I need to be able to use a special case list file containing thousands
of entries (namely, a list of libc symbols, to be used when using
DFSan with an uninstrumented libc). Initially I built the symbol
list like this:

fun:sym1=uninstrumented
fun:sym2=uninstrumented
fun:sym3=uninstrumented
...
fun:sym6000=uninstrumented

What I found was that, despite various bits of documentation [1,2],
the symbol names are matched as substrings, the root cause being that
the regular expressions built by the SpecialCaseList class do not
contain anchors.

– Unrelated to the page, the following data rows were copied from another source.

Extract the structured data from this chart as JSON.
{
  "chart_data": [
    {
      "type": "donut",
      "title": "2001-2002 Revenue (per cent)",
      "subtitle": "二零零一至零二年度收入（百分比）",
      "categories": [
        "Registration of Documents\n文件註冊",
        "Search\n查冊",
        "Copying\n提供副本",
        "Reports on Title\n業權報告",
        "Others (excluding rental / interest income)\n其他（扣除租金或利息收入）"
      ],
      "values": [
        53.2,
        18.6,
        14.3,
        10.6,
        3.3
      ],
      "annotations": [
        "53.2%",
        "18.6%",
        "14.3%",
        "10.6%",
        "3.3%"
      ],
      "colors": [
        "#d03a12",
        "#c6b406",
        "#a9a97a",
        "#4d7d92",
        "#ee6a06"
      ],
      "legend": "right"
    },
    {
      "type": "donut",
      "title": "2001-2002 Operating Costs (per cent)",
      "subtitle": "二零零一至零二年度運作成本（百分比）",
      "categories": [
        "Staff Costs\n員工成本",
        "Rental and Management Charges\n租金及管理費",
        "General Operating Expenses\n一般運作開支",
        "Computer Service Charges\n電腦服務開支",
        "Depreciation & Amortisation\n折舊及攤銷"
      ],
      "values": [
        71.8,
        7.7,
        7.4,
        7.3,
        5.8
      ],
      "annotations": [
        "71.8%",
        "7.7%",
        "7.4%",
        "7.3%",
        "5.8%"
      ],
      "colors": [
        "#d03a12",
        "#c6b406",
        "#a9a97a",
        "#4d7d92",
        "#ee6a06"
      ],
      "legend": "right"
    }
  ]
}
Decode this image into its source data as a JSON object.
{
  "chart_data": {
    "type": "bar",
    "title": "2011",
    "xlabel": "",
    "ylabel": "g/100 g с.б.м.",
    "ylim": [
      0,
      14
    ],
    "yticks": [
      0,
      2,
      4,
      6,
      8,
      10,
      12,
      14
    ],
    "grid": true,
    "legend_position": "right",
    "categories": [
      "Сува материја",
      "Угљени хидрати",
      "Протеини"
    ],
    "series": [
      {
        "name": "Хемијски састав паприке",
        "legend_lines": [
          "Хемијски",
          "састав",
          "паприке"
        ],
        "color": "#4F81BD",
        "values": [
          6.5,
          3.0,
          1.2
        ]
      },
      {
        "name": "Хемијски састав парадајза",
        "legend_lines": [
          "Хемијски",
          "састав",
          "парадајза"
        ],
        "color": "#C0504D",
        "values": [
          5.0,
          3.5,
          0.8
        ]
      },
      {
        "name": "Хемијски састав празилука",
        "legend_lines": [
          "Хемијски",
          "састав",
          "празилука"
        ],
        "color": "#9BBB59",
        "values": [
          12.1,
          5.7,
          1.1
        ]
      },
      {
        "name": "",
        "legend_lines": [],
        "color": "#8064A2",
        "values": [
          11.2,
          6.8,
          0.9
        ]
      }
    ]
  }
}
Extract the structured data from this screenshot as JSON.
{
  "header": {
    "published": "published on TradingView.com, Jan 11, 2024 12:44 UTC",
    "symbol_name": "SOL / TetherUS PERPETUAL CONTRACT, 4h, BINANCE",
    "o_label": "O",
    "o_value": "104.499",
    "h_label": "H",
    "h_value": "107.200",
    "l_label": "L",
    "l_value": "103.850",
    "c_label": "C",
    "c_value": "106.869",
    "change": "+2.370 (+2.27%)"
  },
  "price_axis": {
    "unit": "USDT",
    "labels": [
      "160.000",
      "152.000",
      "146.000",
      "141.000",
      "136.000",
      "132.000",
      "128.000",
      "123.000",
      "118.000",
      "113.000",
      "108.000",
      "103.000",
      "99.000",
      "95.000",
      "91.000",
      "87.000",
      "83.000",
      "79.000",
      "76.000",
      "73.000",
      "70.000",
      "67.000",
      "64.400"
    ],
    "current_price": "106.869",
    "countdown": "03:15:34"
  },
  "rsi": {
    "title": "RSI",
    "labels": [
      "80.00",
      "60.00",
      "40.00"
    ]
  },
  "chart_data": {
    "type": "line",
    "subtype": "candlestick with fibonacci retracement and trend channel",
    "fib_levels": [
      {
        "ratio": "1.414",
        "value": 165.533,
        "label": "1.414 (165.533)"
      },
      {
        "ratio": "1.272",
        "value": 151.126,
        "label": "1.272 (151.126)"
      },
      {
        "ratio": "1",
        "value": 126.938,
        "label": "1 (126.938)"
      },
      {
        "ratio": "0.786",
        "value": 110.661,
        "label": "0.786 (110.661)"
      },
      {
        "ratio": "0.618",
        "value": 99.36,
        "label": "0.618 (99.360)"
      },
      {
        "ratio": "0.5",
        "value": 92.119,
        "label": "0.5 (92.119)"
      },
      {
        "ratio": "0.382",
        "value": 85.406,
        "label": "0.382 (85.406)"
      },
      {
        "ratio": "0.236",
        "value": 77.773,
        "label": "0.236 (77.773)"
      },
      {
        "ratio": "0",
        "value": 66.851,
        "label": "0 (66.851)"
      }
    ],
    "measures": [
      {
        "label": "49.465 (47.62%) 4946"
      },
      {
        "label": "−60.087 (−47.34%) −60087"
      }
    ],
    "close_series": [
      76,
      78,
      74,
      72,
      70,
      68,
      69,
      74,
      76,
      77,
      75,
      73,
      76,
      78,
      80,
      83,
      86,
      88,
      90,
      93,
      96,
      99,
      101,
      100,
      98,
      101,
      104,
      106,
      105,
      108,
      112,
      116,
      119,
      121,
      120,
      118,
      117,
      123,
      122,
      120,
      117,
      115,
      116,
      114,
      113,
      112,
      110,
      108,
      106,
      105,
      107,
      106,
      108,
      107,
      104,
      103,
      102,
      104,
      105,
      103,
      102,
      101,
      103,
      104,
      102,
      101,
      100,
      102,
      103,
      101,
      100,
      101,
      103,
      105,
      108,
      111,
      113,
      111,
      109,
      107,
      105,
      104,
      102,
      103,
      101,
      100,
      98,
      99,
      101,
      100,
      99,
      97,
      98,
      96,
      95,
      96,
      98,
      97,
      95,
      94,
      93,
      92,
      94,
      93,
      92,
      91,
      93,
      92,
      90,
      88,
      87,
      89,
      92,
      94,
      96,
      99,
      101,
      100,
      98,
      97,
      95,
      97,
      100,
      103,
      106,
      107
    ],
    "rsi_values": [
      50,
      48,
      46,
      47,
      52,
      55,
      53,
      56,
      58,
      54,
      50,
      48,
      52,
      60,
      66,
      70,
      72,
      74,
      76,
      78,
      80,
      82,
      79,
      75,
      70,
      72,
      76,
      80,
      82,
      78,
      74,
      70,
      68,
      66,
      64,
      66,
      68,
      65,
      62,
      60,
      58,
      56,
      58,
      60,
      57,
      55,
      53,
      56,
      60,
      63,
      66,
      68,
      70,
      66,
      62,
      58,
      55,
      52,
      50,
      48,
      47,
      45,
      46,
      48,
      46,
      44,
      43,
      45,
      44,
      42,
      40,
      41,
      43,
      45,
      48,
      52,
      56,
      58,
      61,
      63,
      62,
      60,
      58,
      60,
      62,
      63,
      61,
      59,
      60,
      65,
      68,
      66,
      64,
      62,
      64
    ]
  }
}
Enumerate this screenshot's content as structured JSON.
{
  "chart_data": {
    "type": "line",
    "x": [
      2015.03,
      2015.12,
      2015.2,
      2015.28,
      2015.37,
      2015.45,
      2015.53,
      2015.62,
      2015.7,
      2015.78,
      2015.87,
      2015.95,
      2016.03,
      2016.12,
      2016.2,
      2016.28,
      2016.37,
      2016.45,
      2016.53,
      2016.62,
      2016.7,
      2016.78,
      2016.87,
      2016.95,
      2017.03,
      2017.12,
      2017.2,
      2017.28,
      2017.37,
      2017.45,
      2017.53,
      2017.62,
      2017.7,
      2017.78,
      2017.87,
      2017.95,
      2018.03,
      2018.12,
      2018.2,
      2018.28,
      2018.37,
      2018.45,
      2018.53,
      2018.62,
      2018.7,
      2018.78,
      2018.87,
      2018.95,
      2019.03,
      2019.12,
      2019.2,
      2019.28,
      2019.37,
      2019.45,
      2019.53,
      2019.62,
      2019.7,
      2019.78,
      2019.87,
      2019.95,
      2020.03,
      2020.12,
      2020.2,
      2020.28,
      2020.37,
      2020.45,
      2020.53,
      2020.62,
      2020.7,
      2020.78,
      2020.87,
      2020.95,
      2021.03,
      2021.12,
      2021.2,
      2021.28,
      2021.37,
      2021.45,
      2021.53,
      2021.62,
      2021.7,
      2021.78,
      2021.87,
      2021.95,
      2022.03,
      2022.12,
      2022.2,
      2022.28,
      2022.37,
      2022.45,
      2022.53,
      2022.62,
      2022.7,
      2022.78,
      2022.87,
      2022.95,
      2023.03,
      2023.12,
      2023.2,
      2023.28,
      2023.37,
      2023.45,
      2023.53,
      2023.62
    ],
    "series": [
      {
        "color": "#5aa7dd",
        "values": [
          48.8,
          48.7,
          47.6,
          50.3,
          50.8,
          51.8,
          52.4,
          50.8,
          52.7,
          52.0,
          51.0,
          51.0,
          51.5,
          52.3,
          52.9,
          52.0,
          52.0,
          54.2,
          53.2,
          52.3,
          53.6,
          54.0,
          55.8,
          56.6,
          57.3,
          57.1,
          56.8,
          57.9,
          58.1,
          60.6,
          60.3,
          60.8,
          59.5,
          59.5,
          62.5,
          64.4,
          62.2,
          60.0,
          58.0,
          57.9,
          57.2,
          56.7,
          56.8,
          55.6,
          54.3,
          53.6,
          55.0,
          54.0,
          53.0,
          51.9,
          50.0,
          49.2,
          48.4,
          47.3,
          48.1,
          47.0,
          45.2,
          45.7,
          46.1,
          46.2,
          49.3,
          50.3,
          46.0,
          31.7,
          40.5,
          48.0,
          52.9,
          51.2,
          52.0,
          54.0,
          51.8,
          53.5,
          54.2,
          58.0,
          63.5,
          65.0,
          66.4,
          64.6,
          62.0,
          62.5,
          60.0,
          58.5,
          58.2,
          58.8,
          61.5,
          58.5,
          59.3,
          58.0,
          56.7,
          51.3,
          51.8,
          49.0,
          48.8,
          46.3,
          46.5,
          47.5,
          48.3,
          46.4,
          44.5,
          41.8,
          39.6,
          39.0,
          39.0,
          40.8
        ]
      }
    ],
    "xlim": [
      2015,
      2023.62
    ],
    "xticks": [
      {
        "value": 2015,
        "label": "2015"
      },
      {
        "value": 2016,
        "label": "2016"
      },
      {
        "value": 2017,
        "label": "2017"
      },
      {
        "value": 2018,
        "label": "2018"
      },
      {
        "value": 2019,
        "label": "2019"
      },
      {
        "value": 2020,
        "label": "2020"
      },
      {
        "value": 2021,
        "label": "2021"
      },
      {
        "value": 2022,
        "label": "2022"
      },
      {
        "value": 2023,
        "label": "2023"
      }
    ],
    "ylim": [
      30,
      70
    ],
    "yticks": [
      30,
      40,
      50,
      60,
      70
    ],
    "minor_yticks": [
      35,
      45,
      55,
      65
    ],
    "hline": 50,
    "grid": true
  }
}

The attached unit test demonstrates the problem.
If I modify my symbol list to contain anchors:

fun:^sym1$=uninstrumented
fun:^sym2$=uninstrumented
fun:^sym3$=uninstrumented
...
fun:^sym6000$=uninstrumented

the behaviour is as expected, but compiler run time is slow (on the
order of seconds), presumably because our regex library doesn't cope
with anchors very efficiently.

I intend to resolve the substring bug and the slow run time issue
by using a StringSet for symbol patterns which do not contain regex
metacharacters. There would still be a regex for any other patterns,
which would have anchors added automatically.

Thoughts?

Thanks,

scl.patch (842 Bytes)

Hi Peter!

No, I need the (documented) whole string semantics in dfsan.

Thanks,